Implicit transactions are handled in the same way as those opened using "BEGIN".

In general, "BEGIN" should be used for read-only transactions, as it does not incur the overhead of accumulating data required for validation. "BEGIN CONCURRENT" should be used for most read/write transactions and "BEGIN EXCLUSIVE" as a fallback for transactions that are likely to conflict otherwise (perhaps because they have already been tried and found to conflict several times already, or perhaps because they contain schema modifications).

In all cases above, "spin-lock" actually means invoke the SQLite xBusy callback if one is registered, or to literally spin-lock otherwise.

Other Differences From Stock SQLite

When using an hctree database:
  1. A transaction cannot be committed while there are ongoing SELECT statements.
  2. A "DELETE FROM tbl" statement requires the collation sequences associated with the table be registered.
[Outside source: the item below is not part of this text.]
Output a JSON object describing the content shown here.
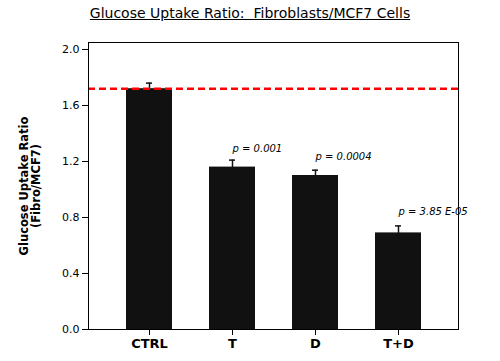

Regular SQLite does not require this.
  3. REINDEX has less chance of fixing a corrupt index.
  4. The value returned by "PRAGMA data_version" changes even when the database is modified by the same db connection.
  5. "PRAGMA locking_mode" is a no-op.
  6. The backup API does not work.
  7. The VACUUM command does not work.
These will most likely all eventually be fixed. Issue (1) might be fixed with the proviso that it is only possible to commit a transaction with open SELECT statements if no other connection has written to the db since the transaction was opened.